Bioassays for antimicrobial activity
Deferred antagonism assays were performed as previously described (Field et al., 2007). For high throughput screening of the Ltnα site-saturation banks against L. lactis HP, deferred antagonism assays were performed by spotting strains using a 96-pin replicator (Boekel) on GM17 agar plates. Zone size was measured with callipers and calculated as the diameter of the zone of clearing minus the diameter of bacterial growth.
Minimum inhibitory concentration determinations were performed as described previously (Wiedemann et al., 2006), with incubation for 16 h at 30°C (L. lactis) or 37°C (S. aureus, S. thermophilus and Enterococci). The MIC was read as the lowest peptide concentration causing inhibition of visible growth.
RP-HPLC purification of lacticin 3147 and Ltnα derivatives
Reverse phase-high performance liquid chromatography (RP-HPLC) was used to obtain pure lacticin 3147 and Ltnα derivatives as previously described (Suda et al., 2011).

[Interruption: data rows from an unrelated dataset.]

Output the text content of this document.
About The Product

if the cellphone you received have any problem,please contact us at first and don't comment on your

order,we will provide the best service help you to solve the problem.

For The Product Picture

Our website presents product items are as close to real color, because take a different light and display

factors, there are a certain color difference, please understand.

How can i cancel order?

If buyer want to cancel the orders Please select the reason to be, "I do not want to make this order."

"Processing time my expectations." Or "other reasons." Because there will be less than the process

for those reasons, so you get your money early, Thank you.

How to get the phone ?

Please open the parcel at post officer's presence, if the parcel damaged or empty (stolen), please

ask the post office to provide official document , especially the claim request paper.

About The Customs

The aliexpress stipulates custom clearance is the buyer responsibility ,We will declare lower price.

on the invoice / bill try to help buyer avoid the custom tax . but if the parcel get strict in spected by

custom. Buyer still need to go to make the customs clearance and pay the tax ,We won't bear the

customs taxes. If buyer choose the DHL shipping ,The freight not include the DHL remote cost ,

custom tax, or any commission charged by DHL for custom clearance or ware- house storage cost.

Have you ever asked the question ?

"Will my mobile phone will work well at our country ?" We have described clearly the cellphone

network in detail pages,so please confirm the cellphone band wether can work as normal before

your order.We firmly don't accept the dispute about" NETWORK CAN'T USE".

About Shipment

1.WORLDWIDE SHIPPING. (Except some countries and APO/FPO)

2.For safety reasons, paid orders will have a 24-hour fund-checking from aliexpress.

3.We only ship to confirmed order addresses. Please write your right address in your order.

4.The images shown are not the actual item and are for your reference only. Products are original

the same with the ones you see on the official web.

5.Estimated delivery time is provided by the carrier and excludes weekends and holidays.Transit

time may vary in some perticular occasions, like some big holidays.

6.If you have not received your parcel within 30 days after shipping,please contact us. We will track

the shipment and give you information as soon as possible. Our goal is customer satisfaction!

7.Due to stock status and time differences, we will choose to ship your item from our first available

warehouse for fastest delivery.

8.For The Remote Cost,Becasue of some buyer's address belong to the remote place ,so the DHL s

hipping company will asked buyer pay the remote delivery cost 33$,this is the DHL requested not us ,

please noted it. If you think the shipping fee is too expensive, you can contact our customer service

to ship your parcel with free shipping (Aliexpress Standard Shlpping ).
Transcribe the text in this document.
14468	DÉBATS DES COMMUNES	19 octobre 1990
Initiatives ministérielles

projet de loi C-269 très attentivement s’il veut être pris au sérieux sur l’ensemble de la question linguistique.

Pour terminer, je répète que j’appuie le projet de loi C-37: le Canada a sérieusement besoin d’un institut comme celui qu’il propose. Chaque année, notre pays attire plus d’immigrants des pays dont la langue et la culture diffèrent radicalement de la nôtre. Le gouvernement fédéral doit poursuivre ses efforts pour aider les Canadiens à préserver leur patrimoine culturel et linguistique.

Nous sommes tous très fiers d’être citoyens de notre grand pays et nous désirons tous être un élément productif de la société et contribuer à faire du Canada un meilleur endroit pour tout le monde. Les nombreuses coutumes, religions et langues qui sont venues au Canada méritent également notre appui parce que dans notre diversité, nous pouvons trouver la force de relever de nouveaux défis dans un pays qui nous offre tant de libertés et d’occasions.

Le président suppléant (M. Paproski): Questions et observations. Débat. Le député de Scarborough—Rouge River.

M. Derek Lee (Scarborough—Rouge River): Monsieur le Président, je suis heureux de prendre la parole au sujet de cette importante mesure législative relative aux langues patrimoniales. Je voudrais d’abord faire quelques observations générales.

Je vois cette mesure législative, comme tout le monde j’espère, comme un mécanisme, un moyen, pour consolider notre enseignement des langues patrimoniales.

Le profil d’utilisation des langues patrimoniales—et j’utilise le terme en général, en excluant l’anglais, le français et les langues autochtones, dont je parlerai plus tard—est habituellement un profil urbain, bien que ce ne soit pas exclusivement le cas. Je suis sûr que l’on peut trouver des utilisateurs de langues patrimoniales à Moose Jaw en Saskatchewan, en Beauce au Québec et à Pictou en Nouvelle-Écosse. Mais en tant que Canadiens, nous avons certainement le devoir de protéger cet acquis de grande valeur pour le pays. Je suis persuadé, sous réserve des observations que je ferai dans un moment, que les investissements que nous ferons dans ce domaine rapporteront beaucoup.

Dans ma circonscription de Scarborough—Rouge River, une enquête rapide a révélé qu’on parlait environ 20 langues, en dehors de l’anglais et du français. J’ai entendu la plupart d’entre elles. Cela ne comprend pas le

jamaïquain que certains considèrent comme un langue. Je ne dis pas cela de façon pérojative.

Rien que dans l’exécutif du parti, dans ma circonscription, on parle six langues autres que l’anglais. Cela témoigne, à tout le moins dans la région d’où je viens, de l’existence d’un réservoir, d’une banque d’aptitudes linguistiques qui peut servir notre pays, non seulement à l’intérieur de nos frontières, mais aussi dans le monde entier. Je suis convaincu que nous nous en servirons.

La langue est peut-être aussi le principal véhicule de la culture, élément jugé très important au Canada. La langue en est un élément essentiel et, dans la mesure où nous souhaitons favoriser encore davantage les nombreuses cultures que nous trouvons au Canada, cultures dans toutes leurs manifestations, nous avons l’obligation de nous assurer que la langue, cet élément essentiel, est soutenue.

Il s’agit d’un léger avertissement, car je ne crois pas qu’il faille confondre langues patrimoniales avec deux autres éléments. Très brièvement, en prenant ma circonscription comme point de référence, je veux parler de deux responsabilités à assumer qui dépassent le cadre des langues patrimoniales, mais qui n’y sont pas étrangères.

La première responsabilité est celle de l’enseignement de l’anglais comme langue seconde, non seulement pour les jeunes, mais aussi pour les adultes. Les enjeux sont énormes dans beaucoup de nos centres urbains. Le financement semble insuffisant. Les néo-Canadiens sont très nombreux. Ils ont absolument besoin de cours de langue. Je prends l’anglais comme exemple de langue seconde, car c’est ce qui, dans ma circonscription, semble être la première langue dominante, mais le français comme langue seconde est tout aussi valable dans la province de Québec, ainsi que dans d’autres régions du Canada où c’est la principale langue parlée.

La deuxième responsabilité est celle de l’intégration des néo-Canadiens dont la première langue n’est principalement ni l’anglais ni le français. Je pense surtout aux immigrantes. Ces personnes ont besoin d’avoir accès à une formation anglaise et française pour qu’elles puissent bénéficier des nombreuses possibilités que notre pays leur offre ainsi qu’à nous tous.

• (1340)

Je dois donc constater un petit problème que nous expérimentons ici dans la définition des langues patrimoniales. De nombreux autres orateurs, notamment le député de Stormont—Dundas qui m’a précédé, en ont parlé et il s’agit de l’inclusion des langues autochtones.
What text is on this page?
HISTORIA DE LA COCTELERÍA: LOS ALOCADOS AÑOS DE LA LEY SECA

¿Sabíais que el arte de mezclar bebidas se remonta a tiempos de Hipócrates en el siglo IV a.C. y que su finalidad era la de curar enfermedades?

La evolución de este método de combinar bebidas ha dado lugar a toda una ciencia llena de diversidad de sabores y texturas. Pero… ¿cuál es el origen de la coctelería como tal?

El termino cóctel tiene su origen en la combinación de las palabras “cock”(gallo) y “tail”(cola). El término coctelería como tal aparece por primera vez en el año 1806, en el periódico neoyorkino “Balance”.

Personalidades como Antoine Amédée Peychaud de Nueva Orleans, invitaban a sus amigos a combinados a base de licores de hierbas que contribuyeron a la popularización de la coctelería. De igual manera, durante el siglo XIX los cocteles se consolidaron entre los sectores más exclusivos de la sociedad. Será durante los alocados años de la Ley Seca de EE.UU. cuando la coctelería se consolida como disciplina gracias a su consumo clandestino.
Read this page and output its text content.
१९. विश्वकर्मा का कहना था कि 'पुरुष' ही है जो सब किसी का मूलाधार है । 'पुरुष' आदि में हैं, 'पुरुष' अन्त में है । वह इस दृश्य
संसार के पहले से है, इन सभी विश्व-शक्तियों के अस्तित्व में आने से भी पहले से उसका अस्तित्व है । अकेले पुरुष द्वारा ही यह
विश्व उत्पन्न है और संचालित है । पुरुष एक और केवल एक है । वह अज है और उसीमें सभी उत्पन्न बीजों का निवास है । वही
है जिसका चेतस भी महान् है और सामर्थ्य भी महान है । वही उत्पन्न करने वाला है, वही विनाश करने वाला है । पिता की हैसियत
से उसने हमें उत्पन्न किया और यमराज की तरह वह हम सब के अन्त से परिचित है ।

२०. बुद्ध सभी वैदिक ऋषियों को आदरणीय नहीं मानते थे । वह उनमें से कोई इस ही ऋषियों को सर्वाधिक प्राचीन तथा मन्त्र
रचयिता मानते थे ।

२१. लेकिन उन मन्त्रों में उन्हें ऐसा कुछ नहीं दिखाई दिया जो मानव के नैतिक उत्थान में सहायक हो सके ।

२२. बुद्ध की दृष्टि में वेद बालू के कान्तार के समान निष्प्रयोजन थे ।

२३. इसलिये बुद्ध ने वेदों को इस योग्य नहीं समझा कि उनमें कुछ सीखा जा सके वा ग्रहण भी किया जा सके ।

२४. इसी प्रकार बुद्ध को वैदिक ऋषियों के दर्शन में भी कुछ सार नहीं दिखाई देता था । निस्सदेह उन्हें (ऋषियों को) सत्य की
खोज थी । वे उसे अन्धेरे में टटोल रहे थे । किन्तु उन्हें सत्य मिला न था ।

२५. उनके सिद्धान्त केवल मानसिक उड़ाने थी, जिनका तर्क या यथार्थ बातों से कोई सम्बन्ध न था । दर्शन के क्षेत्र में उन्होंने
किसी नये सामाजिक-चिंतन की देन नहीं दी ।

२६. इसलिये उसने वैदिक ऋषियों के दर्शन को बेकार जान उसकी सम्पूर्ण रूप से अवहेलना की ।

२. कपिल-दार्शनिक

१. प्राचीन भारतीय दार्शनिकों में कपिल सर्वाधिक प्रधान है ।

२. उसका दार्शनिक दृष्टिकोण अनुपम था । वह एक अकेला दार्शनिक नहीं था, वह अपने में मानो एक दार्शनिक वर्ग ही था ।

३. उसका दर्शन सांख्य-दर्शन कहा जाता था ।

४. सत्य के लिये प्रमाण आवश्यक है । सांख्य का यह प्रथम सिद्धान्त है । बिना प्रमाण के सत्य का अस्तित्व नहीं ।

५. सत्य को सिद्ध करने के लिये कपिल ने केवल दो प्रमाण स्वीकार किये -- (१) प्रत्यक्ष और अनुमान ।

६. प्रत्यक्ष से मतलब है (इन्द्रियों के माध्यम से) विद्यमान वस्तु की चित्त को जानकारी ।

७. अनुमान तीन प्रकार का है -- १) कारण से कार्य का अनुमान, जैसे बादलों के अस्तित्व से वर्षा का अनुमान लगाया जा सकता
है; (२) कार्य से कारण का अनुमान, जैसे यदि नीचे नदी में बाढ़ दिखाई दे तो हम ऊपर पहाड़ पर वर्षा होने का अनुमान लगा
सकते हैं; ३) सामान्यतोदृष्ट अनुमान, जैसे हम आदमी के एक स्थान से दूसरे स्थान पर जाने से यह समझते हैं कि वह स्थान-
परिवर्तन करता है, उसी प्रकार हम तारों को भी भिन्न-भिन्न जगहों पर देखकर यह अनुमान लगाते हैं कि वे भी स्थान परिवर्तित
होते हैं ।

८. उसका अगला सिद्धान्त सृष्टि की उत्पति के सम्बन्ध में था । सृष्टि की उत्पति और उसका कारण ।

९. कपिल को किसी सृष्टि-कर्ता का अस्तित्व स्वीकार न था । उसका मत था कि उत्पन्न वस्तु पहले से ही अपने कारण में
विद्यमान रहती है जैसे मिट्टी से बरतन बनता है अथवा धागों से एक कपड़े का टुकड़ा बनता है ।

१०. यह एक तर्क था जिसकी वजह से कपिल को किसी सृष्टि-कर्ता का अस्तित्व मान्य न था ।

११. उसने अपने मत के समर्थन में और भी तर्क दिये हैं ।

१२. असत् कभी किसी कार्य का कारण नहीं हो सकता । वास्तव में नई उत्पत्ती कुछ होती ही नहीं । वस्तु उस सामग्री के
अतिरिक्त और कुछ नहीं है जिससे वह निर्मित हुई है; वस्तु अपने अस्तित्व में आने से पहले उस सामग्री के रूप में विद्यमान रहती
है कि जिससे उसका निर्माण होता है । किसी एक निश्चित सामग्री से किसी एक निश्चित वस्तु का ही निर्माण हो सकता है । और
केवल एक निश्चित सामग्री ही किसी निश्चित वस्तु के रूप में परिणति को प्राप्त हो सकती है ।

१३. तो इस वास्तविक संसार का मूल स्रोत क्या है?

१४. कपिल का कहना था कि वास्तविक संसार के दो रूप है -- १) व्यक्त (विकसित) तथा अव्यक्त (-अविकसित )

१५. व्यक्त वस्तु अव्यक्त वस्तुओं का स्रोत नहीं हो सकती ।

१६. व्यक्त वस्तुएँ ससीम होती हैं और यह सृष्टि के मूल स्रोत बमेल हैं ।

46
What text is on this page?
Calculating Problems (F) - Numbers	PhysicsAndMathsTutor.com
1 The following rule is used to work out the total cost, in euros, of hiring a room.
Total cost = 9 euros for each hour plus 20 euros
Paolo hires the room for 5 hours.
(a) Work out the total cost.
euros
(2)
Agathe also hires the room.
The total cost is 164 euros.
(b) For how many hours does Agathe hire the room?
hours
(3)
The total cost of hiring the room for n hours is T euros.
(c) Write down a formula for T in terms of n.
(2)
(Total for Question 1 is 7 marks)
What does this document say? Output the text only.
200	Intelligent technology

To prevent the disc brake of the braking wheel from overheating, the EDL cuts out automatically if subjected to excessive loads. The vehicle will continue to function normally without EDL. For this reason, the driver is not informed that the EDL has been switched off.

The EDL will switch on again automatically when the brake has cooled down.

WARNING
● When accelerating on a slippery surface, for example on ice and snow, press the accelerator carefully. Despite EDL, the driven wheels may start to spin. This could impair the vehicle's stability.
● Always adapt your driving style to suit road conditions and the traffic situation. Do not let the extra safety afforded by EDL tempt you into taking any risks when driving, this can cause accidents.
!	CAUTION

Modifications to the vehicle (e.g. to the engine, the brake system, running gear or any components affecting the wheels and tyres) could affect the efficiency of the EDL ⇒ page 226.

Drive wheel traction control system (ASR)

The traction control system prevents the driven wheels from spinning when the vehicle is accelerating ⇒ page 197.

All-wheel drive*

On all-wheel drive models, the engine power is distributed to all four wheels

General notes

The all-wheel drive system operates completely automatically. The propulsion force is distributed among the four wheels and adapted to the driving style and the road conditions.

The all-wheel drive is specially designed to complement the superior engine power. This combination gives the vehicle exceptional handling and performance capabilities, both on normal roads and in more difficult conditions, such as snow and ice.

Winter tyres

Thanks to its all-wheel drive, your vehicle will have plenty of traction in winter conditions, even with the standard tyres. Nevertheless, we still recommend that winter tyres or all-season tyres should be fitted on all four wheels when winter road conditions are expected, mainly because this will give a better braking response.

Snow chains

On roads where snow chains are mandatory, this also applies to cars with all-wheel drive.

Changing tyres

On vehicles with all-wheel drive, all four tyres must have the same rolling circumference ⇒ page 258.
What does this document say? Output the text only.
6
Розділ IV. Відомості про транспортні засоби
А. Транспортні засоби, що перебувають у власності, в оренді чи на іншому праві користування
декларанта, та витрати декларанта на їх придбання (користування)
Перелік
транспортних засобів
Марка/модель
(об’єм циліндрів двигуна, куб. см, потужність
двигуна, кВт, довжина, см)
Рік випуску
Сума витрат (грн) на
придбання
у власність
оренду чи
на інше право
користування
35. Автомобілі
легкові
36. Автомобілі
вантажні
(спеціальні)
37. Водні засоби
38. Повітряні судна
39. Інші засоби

Work in the authors' laboratory is supported by the Irish Government under the National Development Plan; by the Irish Research Council for Science Engineering and Technology (IRCSET); by Enterprise Ireland; and by Science Foundation Ireland (SFI), through the Alimentary Pharmabiotic Centre (APC) at University College Cork, Ireland, which is supported by the SFI-funded Centre for Science, Engineering and Technology (SFI-CSET) and provided P.D.C., C.H and R.P.R. with SFI Principal Investigator funding.